The predictive map model also predicts how boundaries and obstacles should interact with place cells, and how travelling in a consistent direction should. It also makes predictions about how clustering of the environments should affect place cells. For instance, if a bunch of states are connected in the cluster, then they’ll tend to predict each other a lot. If you’re moving around, you’re a likely to remain in the same cluster, and it is only a rare event that takes you out of the cluster.
The predictive map captures this expansion of place fields within a cluster, but not outside of that. It also works for spatial and non-spatial environments, and unifies findings across the board.
What are place cells and grid cells thought to encode in this predictive map?
Place cells are thought to encode the successor representation, which means that each place cell will have some state that it encodes, and its firing will be proportional to the expected discounted number of times that its state will be visited in the future, given the animal’s current state. In essence, given where I currently am, how much am I going to visit the state that the cell cares about?
The grid cells are, in our model, forming a compact representation of the predictive map. So we encode this by having each grid cell encode one eigenvector of the successor representation matrix. Basically, that’s saying that each grid cell is participating in this more compressed representation of what the hippocampal cells are encoding and that this captures large scale statistics about the environment, because it ends up being more efficient.

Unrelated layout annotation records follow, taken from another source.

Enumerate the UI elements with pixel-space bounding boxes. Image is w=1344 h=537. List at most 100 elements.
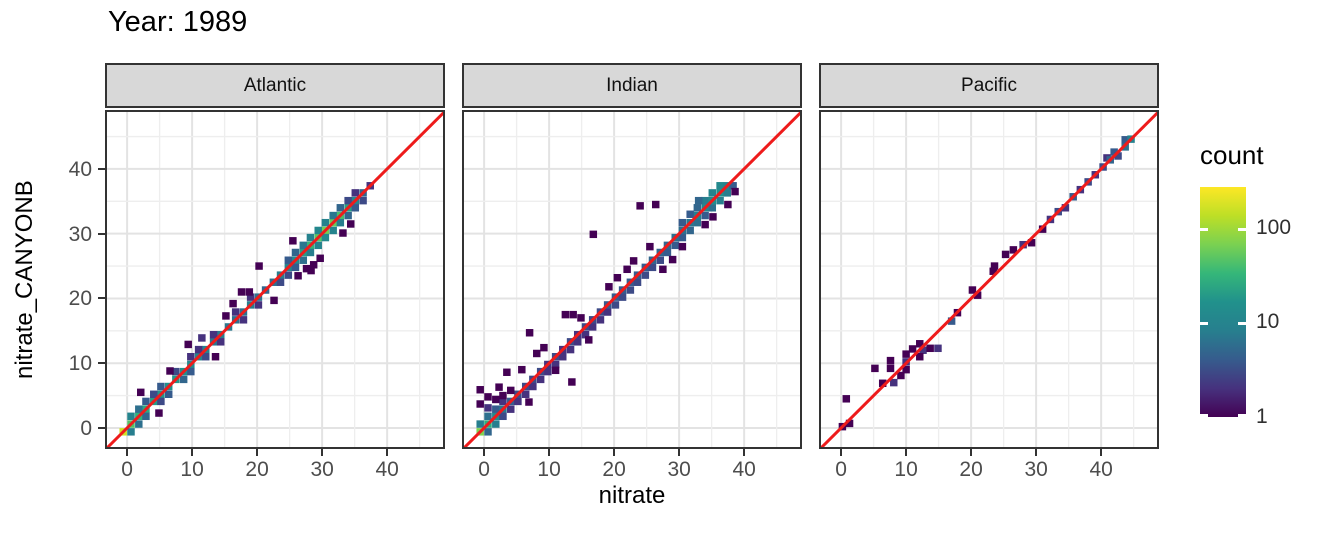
bin2d-cell xyxy=(276,278,285,286)
legend-tick-mark xyxy=(1238,322,1246,326)
bin2d-cell xyxy=(588,323,597,331)
legend-tick-label: 1 xyxy=(1256,405,1268,428)
bin2d-cell xyxy=(284,256,293,264)
bin2d-cell xyxy=(142,397,150,406)
bin2d-cell xyxy=(507,386,515,395)
bin2d-cell xyxy=(729,182,737,190)
legend-tick-mark xyxy=(1200,227,1208,231)
bin2d-cell xyxy=(871,364,879,373)
plot-title: Year: 1989 xyxy=(108,6,248,38)
bin2d-cell xyxy=(1009,246,1018,254)
bin2d-cell xyxy=(307,266,315,275)
bin2d-cell xyxy=(701,196,709,205)
legend-tick-mark xyxy=(1200,414,1208,417)
bin2d-cell xyxy=(731,187,739,196)
bin2d-cell xyxy=(336,204,345,212)
bin2d-cell xyxy=(344,196,352,205)
bin2d-cell xyxy=(886,364,895,373)
x-tick-mark xyxy=(321,449,324,456)
x-tick-label: 20 xyxy=(245,458,269,481)
bin2d-cell xyxy=(492,395,500,404)
bin2d-cell xyxy=(544,367,552,376)
legend-tick-mark xyxy=(1200,322,1208,326)
bin2d-cell xyxy=(476,386,484,394)
bin2d-cell xyxy=(299,256,308,264)
bin2d-cell xyxy=(351,204,360,212)
bin2d-cell xyxy=(284,271,293,279)
bin2d-cell xyxy=(890,378,898,387)
bin2d-cell xyxy=(551,360,560,369)
bin2d-cell xyxy=(902,365,910,374)
bin2d-cell xyxy=(646,242,654,251)
bin2d-cell xyxy=(179,375,188,384)
bin2d-cell xyxy=(724,200,732,209)
legend-tick-label: 100 xyxy=(1256,215,1292,239)
bin2d-cell xyxy=(916,340,924,348)
bin2d-cell xyxy=(306,248,315,257)
bin2d-cell xyxy=(708,204,717,212)
legend-title: count xyxy=(1200,140,1264,170)
bin2d-cell xyxy=(255,262,263,270)
bin2d-cell xyxy=(314,226,322,235)
bin2d-cell xyxy=(701,211,709,220)
legend-colorbar xyxy=(1200,187,1246,417)
bin2d-cell xyxy=(686,226,694,235)
bin2d-cell xyxy=(701,220,709,229)
bin2d-cell xyxy=(216,338,225,346)
bin2d-cell xyxy=(302,264,311,273)
x-tick-mark xyxy=(1035,449,1038,456)
x-tick-label: 20 xyxy=(959,458,983,481)
bin2d-cell xyxy=(291,248,300,257)
legend: count 100 10 1 xyxy=(1190,128,1344,448)
x-tick-mark xyxy=(256,449,259,456)
bin2d-cell xyxy=(611,301,620,309)
bin2d-cell xyxy=(346,220,355,228)
bin2d-cell xyxy=(525,398,533,406)
bin2d-cell xyxy=(656,256,665,264)
bin2d-cell xyxy=(495,383,503,391)
bin2d-cell xyxy=(581,330,590,339)
legend-tick-mark xyxy=(1238,414,1246,417)
bin2d-cell xyxy=(623,265,631,274)
bin2d-cell xyxy=(1001,250,1010,259)
bin2d-cell xyxy=(551,366,560,375)
bin2d-cell xyxy=(540,343,548,352)
x-tick-mark xyxy=(905,449,908,456)
bin2d-cell xyxy=(157,397,165,406)
bin2d-cell xyxy=(536,375,545,384)
bin2d-cell xyxy=(309,261,318,269)
facet-panel-pacific xyxy=(819,110,1159,449)
x-tick-mark xyxy=(678,449,681,456)
facet-panel-atlantic xyxy=(105,110,445,449)
x-tick-mark xyxy=(613,449,616,456)
x-tick-label: 40 xyxy=(375,458,399,481)
x-tick-label: 40 xyxy=(1089,458,1113,481)
bin2d-cell xyxy=(902,350,910,358)
y-tick-label: 40 xyxy=(68,157,92,181)
x-tick-label: 10 xyxy=(894,458,918,481)
x-tick-label: 0 xyxy=(835,458,847,481)
y-tick-mark xyxy=(98,362,105,365)
x-tick-mark xyxy=(840,449,843,456)
bin2d-cell xyxy=(1061,204,1070,212)
bin2d-cell xyxy=(294,272,302,280)
bin2d-cell xyxy=(321,233,330,242)
bin2d-cell xyxy=(973,291,982,299)
bin2d-cell xyxy=(127,428,135,436)
bin2d-cell xyxy=(229,299,237,308)
bin2d-cell xyxy=(291,263,300,272)
bin2d-cell xyxy=(137,388,145,397)
bin2d-cell xyxy=(476,420,484,428)
bin2d-cell xyxy=(289,237,297,245)
x-tick-label: 10 xyxy=(537,458,561,481)
facet-strip-atlantic: Atlantic xyxy=(105,63,445,108)
bin2d-cell xyxy=(648,263,657,272)
bin2d-cell xyxy=(878,379,887,387)
bin2d-cell xyxy=(926,344,934,353)
y-tick-label: 0 xyxy=(80,416,92,440)
bin2d-cell xyxy=(499,412,507,421)
bin2d-cell xyxy=(316,254,324,263)
bin2d-cell xyxy=(525,329,534,337)
bin2d-cell xyxy=(484,412,492,421)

You can encode the predictive map more efficiently if you encode coarse grained statistics in some eigenvectors, and then increasingly fine grained statistics in the consecutive eigenvectors. If you order your information according to how important it is to reconstructing the predictive map, this lets you cut it off earlier and not lose that much information.
Where can readers find further information on your work?
DeepMind published a blog post on our work a while ago, which has a great summary: https://deepmind.com/blog/hippocampus-predictive-map/
About Kim Stachenfeld, PhD
Kim Stachenfeld is a research scientist on DeepMind’s Neuroscience team. Her main focus is on representations to support efficient reinforcement learning and planning and she works on both neuroscience and machine learning problems in that space.
Research interests include hippocampus and entorhinal cortex, reinforcement learning (deep or otherwise), efficient representations for reinforcement learning, and on good days, fMRI.